惚けた遊び! 

タタタッ

抜粋 恩田陸『蜜蜂と遠雷』 幻冬舎

2017年07月27日 | 音楽
 
 それよりも、羨ましいのは中国のコンテスタントから受ける揺るぎない自己肯定感である。あれは日本人にはなかなか持ち得ないものだ。日本人が言う「自分らしく」というのは、他者に対するコンプレックスや自信のなさやアイデンティティの不安から逃れようとして口にするものであり、「自分らしさ」はさまざまな葛藤の上に手に入れるものであるのに、彼らは最初から当たり前のように持っているのは中華思想と一党独裁体制のせいかしらん、などと考えてしまう。


 凄い、全然余力がある。音楽がおっきい。


 体験。これはまさに体験だ。彼の音楽は、「体験」なのだ。


 本当に、全くもって人間の記憶の仕組みがどうなっているのか分らない。
 いったいどこがどう繋がって、遠い日のひとコマを引っ張り出してくるのだろう。
 声を掛けられた瞬間、アッという間に歳月は巻き戻され、亜夜の脳味噌の開けたことのない引き出しがパッと開くのを感じた。

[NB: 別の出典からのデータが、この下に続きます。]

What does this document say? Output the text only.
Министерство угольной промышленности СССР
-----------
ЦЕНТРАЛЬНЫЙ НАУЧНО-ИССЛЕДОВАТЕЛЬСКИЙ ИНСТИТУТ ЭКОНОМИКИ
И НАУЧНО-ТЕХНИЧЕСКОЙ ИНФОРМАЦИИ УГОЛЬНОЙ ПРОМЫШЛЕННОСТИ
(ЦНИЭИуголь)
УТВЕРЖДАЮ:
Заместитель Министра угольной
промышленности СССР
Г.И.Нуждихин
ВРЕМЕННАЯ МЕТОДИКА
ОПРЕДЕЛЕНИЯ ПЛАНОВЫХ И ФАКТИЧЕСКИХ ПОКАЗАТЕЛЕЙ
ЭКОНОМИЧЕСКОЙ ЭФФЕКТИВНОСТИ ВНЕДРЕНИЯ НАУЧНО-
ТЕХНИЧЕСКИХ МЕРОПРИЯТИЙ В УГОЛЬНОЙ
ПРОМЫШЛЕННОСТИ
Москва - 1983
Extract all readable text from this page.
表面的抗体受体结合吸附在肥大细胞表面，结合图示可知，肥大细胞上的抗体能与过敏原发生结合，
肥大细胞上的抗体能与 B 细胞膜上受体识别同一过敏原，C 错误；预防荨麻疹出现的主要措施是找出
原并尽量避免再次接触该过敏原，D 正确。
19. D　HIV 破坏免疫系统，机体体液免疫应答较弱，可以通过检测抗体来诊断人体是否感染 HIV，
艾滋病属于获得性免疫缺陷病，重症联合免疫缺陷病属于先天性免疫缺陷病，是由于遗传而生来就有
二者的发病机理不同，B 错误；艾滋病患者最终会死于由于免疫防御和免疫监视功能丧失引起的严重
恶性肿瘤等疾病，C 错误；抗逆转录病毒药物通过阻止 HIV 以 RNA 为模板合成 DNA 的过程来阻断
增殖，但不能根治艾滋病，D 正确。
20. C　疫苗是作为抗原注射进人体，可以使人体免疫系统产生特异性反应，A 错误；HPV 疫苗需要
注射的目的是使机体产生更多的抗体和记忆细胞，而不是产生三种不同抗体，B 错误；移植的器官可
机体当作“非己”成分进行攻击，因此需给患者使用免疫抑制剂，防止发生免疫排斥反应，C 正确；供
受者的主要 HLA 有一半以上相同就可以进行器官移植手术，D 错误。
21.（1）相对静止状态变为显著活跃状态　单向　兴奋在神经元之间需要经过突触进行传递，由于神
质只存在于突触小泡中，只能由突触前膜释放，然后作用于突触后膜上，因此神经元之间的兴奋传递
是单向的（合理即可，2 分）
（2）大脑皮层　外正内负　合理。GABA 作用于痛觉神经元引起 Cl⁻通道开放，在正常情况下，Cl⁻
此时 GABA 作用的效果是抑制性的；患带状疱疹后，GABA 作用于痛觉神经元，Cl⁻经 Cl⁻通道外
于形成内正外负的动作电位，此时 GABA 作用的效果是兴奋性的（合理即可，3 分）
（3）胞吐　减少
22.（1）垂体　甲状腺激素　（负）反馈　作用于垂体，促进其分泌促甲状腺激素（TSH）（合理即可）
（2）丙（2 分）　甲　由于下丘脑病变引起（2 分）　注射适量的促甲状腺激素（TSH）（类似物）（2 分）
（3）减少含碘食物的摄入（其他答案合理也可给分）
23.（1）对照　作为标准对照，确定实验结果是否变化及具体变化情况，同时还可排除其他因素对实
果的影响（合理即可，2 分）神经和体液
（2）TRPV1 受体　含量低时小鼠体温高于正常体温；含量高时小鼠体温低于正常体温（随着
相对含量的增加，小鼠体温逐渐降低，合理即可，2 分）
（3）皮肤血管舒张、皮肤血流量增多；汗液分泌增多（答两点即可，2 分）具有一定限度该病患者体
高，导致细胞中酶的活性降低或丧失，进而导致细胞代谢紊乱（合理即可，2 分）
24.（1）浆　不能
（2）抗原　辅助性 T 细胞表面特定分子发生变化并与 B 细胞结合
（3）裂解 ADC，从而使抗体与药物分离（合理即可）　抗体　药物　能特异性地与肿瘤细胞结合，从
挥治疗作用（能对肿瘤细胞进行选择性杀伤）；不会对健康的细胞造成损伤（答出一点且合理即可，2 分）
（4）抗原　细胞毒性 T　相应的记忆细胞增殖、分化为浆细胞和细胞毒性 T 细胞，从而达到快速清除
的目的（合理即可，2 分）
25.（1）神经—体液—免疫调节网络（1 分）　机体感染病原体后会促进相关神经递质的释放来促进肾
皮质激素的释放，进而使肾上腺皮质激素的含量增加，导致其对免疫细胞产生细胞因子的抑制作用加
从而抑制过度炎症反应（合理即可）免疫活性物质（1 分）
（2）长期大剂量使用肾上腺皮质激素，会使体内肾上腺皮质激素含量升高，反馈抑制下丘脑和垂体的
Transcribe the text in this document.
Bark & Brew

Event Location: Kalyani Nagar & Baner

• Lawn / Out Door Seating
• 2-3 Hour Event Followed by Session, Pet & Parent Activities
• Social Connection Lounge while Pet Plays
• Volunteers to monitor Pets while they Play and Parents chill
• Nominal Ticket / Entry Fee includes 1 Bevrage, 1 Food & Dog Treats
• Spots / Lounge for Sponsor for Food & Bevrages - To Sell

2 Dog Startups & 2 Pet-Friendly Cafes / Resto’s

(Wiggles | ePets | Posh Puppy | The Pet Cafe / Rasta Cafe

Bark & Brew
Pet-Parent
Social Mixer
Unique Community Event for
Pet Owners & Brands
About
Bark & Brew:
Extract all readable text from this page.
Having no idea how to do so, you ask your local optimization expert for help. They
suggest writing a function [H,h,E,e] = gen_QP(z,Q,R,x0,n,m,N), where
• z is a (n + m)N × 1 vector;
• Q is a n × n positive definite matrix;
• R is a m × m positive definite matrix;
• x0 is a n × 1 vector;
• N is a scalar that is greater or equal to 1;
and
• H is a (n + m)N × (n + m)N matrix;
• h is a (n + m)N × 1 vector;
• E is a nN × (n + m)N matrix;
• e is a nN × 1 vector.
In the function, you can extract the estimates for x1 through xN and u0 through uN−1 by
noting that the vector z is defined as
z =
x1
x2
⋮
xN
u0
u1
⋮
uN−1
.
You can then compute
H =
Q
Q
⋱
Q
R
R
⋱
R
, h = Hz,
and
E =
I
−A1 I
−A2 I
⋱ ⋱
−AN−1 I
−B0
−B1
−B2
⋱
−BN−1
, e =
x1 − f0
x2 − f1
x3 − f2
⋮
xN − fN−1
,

 演奏者たちの中に、その自然はあった。彼らの故郷の風景や心象風景は、脳内に、視線の先に、十本の指先に、唇に、内臓に蓄積されている。演奏しながら無意識のうちになぞっている記憶の中に、彼らの豊かな自然は存在していた。


 「知っている」のさ。最初からね。


 それは、塵にとってはよく知っているタイプの人間だった。農家や園芸家など、自然科学に従事する人たち、特に植物を相手にしている人々に共通するのは気の遠くなるほどの辛抱強さである。自然界が相手では、人間ができることなどたいしたことではない。


 そう直感する。恐らく、これはこの子が自分で作ったプログラムだろう。彼には、天性の編集能力がある。編集、という言葉はいろいろに使えるが、こんにちの音楽家には絶対に必要なものだ。自己プロデュース能力と言い換えてもいい。どういう音楽家になりたいか、どういう音楽家として見せたいか。そういう客観的視点を備えている音楽家だけが他と区別され、生き残ることができる。


 プロとアマの音の違いは、そこに含まれる情報量の差だ。
 一音一音にぎっしりと哲学や世界観のようなものが詰め込まれ、なおかつみずみずしい。それらは固まっているのではなく、常に音の水面下ではマグマのように熱く流動的な想念が鼓動している。音楽それ自体が有機体のように「生きて」いる。


 やっぱりこの子は、生来音がいい。大きな景色を持っている。


 音楽家というのは、自分のやりたい音楽が本当に自分でわかっているとは言いがたい。長くプロとしてやってきていても、自分がどんな演奏家なのか実は見えていない部分もある。


 何かが上達する時というのは階段状だ。
 ゆるやかに坂を上がるように上達する、というのは有り得ない。
 弾けども弾けども足踏みばかりで、ちっとも前に進まない時がある。これがもう限界なのかと絶望する時間がいつ果てるともなく続く。
 しかし、ある日突然、次の段階に上がる瞬間がやってくる。
 なぜか突然、今まで弾けなかったものが弾けていることに気付く。
 それは、喩えようのない感激と驚きだ。


 素晴らしかった、素敵だった、ではなく、面白かった。


 なるほど、この子の頭の中では、「版画」と「鏡」は繋がっているわけだ。つまりは、曲の風景からの連想なのか?


 世界が、自分の知らない秘密の法則で出来ていると気付いた瞬間、窓の外の高く遠いところに感じた畏れ。


 こんなにはっきりとすべてを感じ取り、何もかもを把握していると感じることは初めてであった。「覚醒している」というのは、こういう状態のことを言うのではないだろうか。


 小野寺は、素晴らしいソリストと演奏していると、自分がイタコ状態になるのを感じる。


 音楽。それはたぶん、人間を他の生物とは異なる、霊的な存在に進化させるために人間と一緒に生まれ落ちてきて、一緒に進化してきたのだ。





*印象的な人物たち
  栄伝亜夜・風間塵・高島明石
*平成二十九年七月二十七日抜粋
*自分の立ち位置、ポジションがわからないまま彷徨い続けているだけなのかも知れない。途上にあるまま……
*小説としての構想力、筋の展開、読ませてしまう技術等々、素晴らしかった。